A scanning device comprising: a deflector that deflects a laser beam emitted from a light source; a scanning lens that forms an image of the laser beam deflected by the deflector on a surface to be scanned; and an optical box that houses the deflector. In an optical device,
A plurality of deflector seat surfaces having the same height to which the deflector is fixed project from the optical box, and at least one sub seat surface having a height lower than the deflector seat surface is projectingly provided. A scanning optical device. A straight line connecting the centers of the two sub-seat surfaces is substantially parallel to the bisector of the angle formed by the laser beam emitted from the light source and the optical axis of the scanning lens, and the two deflector seats 2. The scanning optical apparatus according to claim 1, wherein the scanning optical apparatus is substantially perpendicular to a straight line passing through the center of the surface. The scanning optical device according to claim 1, wherein the deflector includes a rotary polygon mirror and a motor that rotationally drives the rotary polygon mirror. A scanning device comprising: a deflector that deflects a laser beam emitted from a light source; a scanning lens that forms an image of the laser beam deflected by the deflector on a surface to be scanned; and an optical box that houses the deflector. In an optical device,
A plurality of deflector seat surfaces having the same height to which the deflector is fixed project from the optical box, and at least one sub seat surface projects, and the sub seat surface includes the deflector seat.
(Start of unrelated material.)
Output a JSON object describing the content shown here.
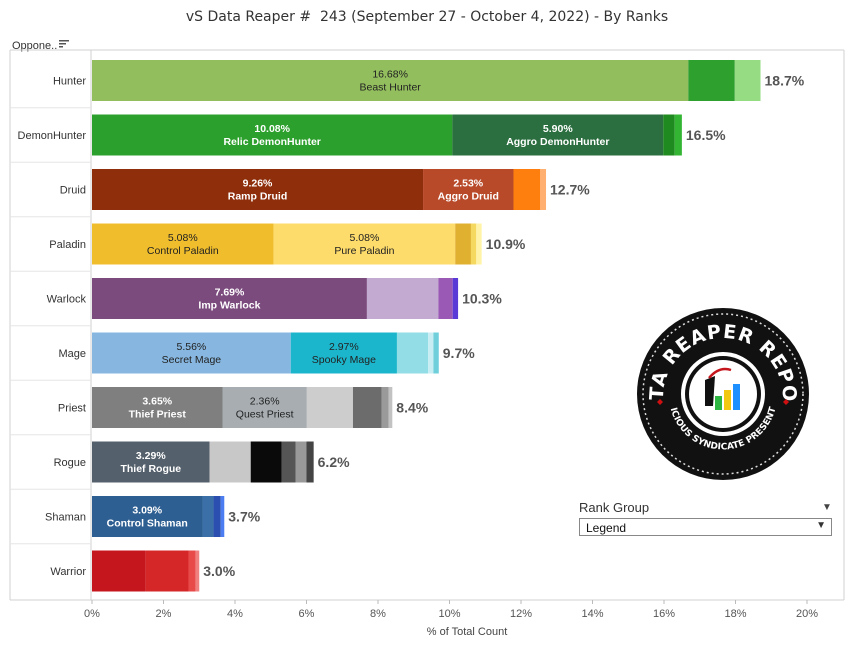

A scanning optical device having a fragile portion having substantially the same height as a surface. The scanning optical apparatus according to claim 4, wherein the fragile portion is a plurality of protrusions. A straight line connecting the centers of the two sub-seat surfaces is substantially parallel to the bisector of the angle formed by the laser beam emitted from the light source and the optical axis of the scanning lens, and the two deflector seats 6. The scanning optical apparatus according to claim 4, wherein the scanning optical apparatus is substantially perpendicular to a straight line passing through the center of the surface. The scanning optical device according to claim 4, wherein the deflector includes a rotary polygon mirror and a motor that rotationally drives the rotary polygon mirror. A deflector that deflects a laser beam emitted from a light source, a scanning lens that forms an image of the laser beam deflected by the deflector on a surface to be scanned, and an optical box that houses the deflector, The optical box is provided with a plurality of deflector seat surfaces having the same height to which the deflector is fixed, and at least one sub seat surface having a height lower than the deflector seat surface. In the method of manufacturing an optical device,
Measuring a tilt direction of a rotation axis of the deflector fixed to the optical box; selecting a sub-seat surface opposite to a tilt direction of the rotation axis of the deflector; and Fixing to the selected sub-seat surface, and a method for manufacturing a scanning optical device. A deflector that deflects a laser beam emitted from a light source, a scanning lens that forms an image of the laser beam deflected by the deflector on a surface to be scanned, and an optical box that houses the deflector, A plurality of deflector seat surfaces having the same height to which the deflector is fixed project from the optical box, and at least one sub seat surface projects from the optical box, and the sub seat surface includes the deflector seat surface. In the manufacturing method of the scanning optical device having the fragile portion of substantially the same height,
Measuring a tilt direction and a tilt amount of a rotating shaft of the deflector fixed to the optical box, selecting the sub-seat surface opposite to a tilt direction of the rotating shaft of the deflector, and And a step of tightening and fixing a screw on the selected sub-seat surface so that the tilting amount of the rotation shaft of the deflector is not more than a predetermined amount. Method.